Maintenant appliquons les règles des marchés à terme à la description de la spéculation faite plus haut : « il suffit d’acquérir de grandes quantités de titres ». Il y a deux cas à considérer : soit la récolte future n’est pas encore vendue, soit elle est déjà vendue. Dans le premier cas, le spéculateur est certain de pouvoir livrer le blé à l’échéance, il a simplement créé une demande solvable qui n’existait pas, et s’il en apparaît une autre il pourra sans doute lui vendre avec profit. Cependant, si elle n’apparaissait pas, ou si elle apparaissait à un prix inférieur à ce qu’il souhaite, il perdra de l’argent, et si elle n’apparaît pas, il se retrouvera avec des tonnes de blé qu’il faut liquider dans un entrepôt qu’il faudra payer. Dans le deuxième cas, il doit trouver une contrepartie à son achat, et en l’absence de producteur, il va trouver un spéculateur jouant sur la baisse des cours. Et il ne pourra gagner qu’en vendant à un autre spéculateur jouant sur une hausse des cours encore plus forte que celle sur laquelle il a lui-même spéculé, et il faut le trouver avant l’échéance.

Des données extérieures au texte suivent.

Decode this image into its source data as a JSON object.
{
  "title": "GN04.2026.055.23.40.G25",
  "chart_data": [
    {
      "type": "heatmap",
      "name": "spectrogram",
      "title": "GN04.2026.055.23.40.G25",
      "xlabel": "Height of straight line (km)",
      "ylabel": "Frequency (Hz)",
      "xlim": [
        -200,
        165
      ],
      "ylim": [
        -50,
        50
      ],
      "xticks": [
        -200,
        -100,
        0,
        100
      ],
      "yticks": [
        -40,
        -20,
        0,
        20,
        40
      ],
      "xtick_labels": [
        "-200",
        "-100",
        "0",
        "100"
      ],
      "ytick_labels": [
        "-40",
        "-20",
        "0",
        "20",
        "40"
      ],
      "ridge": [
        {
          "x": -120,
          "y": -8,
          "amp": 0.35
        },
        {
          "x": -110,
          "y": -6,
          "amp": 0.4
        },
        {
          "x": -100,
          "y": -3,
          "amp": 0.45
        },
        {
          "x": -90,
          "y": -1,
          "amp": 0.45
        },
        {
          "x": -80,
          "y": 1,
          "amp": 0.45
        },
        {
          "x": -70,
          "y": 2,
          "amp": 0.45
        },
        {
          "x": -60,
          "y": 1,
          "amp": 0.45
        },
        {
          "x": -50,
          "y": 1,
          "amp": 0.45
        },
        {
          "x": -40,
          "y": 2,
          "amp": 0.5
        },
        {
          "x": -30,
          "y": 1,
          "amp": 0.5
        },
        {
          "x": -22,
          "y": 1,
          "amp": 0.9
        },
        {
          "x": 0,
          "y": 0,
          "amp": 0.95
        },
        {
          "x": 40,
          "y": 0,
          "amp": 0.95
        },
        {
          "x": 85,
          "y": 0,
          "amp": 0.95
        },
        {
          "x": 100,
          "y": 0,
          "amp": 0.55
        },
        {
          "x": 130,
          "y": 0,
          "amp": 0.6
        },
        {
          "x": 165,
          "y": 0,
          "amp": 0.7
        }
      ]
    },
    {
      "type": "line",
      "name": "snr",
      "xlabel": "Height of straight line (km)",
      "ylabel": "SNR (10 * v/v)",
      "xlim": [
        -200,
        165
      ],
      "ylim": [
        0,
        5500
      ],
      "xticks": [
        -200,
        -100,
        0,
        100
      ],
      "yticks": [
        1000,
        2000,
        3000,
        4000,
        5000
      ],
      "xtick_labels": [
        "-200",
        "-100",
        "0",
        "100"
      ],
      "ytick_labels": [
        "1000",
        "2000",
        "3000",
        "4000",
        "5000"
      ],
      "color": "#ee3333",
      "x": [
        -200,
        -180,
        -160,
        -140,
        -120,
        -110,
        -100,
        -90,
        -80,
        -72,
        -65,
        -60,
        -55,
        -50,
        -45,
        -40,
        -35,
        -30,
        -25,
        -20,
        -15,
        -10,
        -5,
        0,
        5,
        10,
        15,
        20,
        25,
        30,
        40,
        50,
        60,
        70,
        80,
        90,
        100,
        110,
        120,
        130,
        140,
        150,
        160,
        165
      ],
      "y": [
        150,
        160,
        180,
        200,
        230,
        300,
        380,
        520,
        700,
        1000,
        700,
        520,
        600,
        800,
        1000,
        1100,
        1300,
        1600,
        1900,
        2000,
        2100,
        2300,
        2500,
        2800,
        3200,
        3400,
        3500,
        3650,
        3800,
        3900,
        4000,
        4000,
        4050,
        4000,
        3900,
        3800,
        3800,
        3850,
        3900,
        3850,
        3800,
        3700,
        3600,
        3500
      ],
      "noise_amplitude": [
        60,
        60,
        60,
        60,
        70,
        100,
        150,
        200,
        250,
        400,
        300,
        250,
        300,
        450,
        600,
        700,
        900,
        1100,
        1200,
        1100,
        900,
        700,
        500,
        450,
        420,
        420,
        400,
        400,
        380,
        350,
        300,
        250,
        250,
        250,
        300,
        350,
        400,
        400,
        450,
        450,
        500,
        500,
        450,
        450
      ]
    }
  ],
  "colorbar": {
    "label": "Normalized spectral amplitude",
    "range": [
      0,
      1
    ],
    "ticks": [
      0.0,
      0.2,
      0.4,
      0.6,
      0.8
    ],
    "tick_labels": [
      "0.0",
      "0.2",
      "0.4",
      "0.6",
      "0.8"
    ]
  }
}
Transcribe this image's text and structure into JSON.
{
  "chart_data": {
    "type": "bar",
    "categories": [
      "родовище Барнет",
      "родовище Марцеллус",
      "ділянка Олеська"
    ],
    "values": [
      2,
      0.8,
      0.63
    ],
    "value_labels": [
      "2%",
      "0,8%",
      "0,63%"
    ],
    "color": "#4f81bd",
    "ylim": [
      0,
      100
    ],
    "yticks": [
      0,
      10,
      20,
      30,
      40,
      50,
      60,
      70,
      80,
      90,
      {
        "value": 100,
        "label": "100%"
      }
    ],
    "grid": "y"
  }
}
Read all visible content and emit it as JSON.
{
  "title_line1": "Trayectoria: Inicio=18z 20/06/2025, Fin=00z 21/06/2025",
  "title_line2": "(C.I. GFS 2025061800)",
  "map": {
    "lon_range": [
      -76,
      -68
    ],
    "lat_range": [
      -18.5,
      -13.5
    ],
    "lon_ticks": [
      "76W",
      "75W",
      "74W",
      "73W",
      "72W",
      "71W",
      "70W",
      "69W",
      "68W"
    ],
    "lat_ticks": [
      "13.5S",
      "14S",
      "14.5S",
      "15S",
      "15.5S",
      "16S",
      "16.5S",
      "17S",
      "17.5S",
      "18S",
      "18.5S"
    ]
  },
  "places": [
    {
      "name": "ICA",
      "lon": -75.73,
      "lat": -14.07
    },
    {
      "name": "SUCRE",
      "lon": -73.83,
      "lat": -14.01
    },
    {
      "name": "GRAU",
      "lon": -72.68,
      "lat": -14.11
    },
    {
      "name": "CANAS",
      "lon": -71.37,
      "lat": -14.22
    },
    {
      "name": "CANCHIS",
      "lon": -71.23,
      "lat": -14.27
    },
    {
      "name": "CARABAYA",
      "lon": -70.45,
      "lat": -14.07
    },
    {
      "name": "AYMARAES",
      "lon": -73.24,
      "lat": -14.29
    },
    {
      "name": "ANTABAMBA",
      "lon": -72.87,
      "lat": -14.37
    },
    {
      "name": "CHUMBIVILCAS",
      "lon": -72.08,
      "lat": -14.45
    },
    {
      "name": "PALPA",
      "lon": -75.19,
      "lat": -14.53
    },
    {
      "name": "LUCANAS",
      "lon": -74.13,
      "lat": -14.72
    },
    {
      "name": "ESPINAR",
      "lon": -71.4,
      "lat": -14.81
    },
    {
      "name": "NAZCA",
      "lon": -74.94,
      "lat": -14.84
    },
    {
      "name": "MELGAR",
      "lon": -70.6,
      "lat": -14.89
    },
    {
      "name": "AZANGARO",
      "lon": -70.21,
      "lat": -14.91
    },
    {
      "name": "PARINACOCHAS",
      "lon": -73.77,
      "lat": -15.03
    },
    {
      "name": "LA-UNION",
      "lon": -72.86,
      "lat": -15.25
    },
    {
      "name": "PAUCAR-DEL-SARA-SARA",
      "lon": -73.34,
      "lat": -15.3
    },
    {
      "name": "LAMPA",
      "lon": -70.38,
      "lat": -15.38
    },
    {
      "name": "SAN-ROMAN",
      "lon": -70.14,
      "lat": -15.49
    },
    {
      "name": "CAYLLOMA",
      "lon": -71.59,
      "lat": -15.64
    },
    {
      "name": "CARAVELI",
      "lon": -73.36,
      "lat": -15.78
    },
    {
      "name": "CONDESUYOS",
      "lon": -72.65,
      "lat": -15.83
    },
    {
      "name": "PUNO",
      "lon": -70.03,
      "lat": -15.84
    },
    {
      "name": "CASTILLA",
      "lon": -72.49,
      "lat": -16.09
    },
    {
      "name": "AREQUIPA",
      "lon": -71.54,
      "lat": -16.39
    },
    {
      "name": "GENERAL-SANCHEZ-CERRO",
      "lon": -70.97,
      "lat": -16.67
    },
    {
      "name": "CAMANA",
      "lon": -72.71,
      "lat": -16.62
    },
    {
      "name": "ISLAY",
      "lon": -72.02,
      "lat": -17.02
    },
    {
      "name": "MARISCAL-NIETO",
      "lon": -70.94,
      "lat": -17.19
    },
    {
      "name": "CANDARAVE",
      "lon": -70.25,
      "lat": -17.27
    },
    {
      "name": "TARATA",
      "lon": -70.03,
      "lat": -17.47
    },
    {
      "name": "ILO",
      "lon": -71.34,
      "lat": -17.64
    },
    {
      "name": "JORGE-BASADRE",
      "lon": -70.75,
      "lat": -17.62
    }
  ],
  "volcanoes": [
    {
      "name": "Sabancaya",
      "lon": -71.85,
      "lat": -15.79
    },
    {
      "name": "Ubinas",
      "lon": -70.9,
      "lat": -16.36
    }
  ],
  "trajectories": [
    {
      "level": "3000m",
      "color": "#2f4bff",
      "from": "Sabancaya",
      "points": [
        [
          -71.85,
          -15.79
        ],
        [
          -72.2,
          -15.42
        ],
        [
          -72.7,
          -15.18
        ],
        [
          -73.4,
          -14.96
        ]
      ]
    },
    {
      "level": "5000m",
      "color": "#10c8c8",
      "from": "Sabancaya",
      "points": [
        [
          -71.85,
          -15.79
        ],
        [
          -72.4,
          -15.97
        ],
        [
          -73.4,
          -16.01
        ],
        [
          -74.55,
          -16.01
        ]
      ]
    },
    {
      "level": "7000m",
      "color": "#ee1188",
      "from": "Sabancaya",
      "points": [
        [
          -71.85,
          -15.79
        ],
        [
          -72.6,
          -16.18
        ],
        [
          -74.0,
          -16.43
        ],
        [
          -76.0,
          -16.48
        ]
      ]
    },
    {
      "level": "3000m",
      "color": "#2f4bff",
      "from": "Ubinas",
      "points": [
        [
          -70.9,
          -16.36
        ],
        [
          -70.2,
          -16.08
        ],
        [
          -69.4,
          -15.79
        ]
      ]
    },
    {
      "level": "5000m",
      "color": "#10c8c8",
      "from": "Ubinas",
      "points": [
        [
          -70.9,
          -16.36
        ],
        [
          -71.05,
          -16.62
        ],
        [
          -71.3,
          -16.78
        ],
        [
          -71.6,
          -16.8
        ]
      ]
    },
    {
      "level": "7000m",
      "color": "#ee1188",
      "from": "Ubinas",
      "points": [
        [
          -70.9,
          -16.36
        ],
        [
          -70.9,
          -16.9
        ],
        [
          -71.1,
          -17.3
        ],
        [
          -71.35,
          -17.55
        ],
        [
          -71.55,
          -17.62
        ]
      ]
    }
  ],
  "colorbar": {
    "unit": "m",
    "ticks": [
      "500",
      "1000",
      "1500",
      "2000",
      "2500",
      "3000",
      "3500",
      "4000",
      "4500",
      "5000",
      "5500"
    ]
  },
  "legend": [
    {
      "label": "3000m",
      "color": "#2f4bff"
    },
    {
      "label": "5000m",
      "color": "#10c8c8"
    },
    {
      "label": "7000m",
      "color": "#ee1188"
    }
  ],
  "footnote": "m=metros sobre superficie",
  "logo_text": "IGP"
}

Tout cela est possible, mais associé à de grands risques. C’est quoi les grandes quantités ? Un millième de la production mondiale (600000 tonnes) demande un dépôt de garantie de 12 millions € (*) avec un risque supérieur.
Le véritable problème se situe sur les points faibles exploités par les spéculateurs, et non par la vente à terme elle-même :
- l’effet de levier offert par des dépôts de garantie insuffisants ; lse bourses le connaissent bien puisqu’en cas de variation trop rapide des cours elles les augmentent comme l’a fait récemment la bourse de Chicago, sur le blé ;
- la spéculation à la baisse des actions rendues possibles par le prêt de titres fait par des détenteurs institutionnels (assurances, fonds de pension, etc.)
- le prêt d’or fait par des banques centrales permettant à des mines de pratiquer des ventes à découvert qui ont bouleversé le marché de l’or pendant des années.
- les prêts consentis aux hedge-funds pour fabriquer des effets de levier astronomiques

(*) Le chiffre de 12 millions fixait l’ordre de grandeur des capitaux nécessaires et des risques relatifs. Il permet de se rendre compte des montants en jeux dans la spéculation sur le blé sur marché de Londres dont on a vu plus haut que l’en-cours s’élevait à 4.3 millions de tonnes ; les capitaux mobilisés s’élèvent à 86 millions à la date du 25 avril, montant qui ne semble pas de nature à attirer tous les Jérôme Kerviel de la terre.
Je reste donc convaincu que les prix actuels n’auraient pas connu les variations que l’on a constatées si la demande ne s’était pas significativement accrue, ce qu'elle a fait.